Might Bill O’Reilly follow former Fox boss Roger Ailes, other media celebs to Palm Beach?


Now that conservative firebrand Bill O’Reilly has left Fox News amid a sexual-harassment scandal — and with what CNNMoney speculates is a payout worth “tens of millions of dollars” — many Palm Beach real estate agents would no doubt be happy to help him find a home to buy with that cash.

And if he did buy a home here and homesteaded it as his primary residence, Florida law likely would protect it from liens that might otherwise result from court judgments arising from new so-called “third-party” civil lawsuits brought against him. A number of female co-workers have claimed O’Reilly sexually harassed them, according to an investigation published earlier this month by The New York TimesHe has denied any wrongdoing.

Palm Beach is already home to O’Reilly’s former boss, Roger Ailes, who left his position in July as CEO of 21st Century Fox in the wake of fallout from a sexual-harassment lawsuit filed two weeks prior by former Fox anchor Gretchen Carlson. Her suit alleged that Ailes had harassed her during her time at the network, charges that he denied. Other women, including former anchor Megyn Kelly, made similar claims, also denied by Ailes.

Lien protection

In September, Ailes used a trust to pay $36 million for a new beachfront house at 6 Ocean Lane after leaving the network with a settlement reported to be more than $40 million.

Ailes has already filed court documents declaring that the house is his “permanent domicile,” although it’s unclear from property records whether he will seek a homestead exemption.

“When it comes to your homestead, Florida law protects your (primary) home from judgments for third-parties (in most lawsuits),” said Palm Beach real estate attorney Guy Rabideau, noting that the protection does not apply to liens filed by the IRS or contractors who have done work on the house.

Florida law also protects a spouse who jointly owns a home here from liens against that property stemming from judgments filed against his or her spouse, Rabideau said.
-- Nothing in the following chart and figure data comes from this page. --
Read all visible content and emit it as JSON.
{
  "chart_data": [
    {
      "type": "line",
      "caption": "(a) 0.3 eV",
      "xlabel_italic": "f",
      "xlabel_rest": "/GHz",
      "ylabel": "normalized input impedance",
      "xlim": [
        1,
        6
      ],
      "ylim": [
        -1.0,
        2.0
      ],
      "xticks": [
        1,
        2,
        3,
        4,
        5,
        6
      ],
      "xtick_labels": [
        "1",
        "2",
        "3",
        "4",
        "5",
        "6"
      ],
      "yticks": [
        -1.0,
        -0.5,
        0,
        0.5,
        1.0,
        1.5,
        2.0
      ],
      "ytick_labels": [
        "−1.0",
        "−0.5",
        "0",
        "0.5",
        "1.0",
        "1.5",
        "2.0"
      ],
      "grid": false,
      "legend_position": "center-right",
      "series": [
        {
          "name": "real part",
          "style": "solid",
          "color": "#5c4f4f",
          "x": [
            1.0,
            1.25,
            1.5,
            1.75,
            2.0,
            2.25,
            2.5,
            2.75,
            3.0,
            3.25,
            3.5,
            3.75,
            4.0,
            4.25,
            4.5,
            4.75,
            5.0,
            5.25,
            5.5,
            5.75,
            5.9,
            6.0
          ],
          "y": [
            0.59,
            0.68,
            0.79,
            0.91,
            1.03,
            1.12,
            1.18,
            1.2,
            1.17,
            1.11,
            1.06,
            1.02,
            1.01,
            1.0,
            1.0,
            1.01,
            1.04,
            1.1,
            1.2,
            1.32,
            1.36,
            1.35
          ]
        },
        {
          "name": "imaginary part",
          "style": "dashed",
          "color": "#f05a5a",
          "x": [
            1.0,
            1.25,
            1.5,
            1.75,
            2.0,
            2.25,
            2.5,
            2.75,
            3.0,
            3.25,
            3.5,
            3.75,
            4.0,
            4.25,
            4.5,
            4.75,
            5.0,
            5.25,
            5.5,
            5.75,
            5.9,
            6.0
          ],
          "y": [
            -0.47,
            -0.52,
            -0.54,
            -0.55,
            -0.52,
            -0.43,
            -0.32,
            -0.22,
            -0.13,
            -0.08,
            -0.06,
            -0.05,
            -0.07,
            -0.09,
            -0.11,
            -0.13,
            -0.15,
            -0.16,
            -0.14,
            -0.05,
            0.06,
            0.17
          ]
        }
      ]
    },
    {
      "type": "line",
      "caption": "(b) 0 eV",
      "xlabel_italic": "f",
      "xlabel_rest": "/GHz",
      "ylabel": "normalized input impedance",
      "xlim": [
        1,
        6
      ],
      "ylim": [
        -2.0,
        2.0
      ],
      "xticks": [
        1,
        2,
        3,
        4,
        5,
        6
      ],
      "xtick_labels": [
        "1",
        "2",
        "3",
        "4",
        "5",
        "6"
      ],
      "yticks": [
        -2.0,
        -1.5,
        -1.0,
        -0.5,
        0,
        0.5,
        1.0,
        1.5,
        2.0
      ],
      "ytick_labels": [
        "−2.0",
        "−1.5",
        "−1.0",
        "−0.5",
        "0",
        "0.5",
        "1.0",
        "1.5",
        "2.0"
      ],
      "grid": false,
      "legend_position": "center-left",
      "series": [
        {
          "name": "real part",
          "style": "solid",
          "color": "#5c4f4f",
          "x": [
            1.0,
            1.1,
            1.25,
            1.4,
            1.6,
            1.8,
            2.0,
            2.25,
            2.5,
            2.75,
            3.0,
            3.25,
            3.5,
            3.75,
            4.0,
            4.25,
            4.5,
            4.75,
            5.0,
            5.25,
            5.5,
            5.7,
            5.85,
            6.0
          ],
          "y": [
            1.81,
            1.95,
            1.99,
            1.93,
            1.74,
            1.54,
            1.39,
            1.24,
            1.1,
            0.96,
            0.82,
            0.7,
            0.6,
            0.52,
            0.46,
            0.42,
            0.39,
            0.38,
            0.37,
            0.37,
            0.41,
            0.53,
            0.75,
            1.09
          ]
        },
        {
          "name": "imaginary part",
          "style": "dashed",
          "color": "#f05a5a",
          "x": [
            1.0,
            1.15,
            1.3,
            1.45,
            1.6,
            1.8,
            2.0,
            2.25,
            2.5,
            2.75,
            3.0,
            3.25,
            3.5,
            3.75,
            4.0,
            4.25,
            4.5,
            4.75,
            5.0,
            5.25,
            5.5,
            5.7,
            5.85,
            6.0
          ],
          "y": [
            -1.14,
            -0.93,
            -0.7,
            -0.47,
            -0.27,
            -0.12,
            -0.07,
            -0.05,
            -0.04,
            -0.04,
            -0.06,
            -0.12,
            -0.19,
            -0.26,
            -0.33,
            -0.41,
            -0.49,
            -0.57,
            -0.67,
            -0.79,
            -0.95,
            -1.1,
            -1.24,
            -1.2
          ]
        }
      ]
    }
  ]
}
Such ownership as “tenants by the entirety” wouldn’t apply, however, to O’Reilly, who is divorced.

Limbaugh, Coulter as neighbors?

Regarding O’Reilly’s departure from Fox, neither the company nor O’Reilly’s representatives have acknowledged that a payout was part of his departure, CNN is reporting. “A confidentiality agreement limits what the two sides can say,” according to a CNN report by Brian Stelter of CNN Money.

If O’Reilly did decide to buy a home in Palm Beach, he would be neighbors with Rush Limbaugh and Ann Coulter, two other media personalities whose careers were built on espousing conservative – and often controversial – viewpoints, sometimes on Fox News programs.

He also wouldn’t be far from the Estate Section home of bestselling author James Patterson, with whom O’Reilly wrote the recently released children’s book Give Please a Chance, and radio shock-talk personality Howard Stern.

Stern, Limbaugh and Coulter all have homes on the North End. Patterson and Limbaugh have their properties homesteaded in the Palm Beach County tax rolls.

Homestead rules

Unlike many other states, Florida doesn’t require a homeowner to reside here for a certain number of days each year to qualify for residency.

As defined by the state, a property owner’s permanent residence is the address listed on his or her voter’s registration card, driver’s license or other official identification, as well as the place where the owner’s cars are registered and income tax is filed.

Florida’s homestead rules are complex but generally place a cap on increases of a homesteaded property’s assessed-valuation for property-tax purposes. The exemption limits future increases in assessed value to 3 percent or less a year or the amount of change in the consumer price index, whichever is lower. For non-homesteaded properties, the annual increase in assessed value is capped at 10 percent.

The exemption also applies an automatic $50,000 deduction to a property’s assessed value.

Homesteading is not allowed for residents who have been granted a similar benefit in another county, state or country. Non-homesteaded properties include second — or third or fourth — homes, rental properties, vacation homes and vacant land.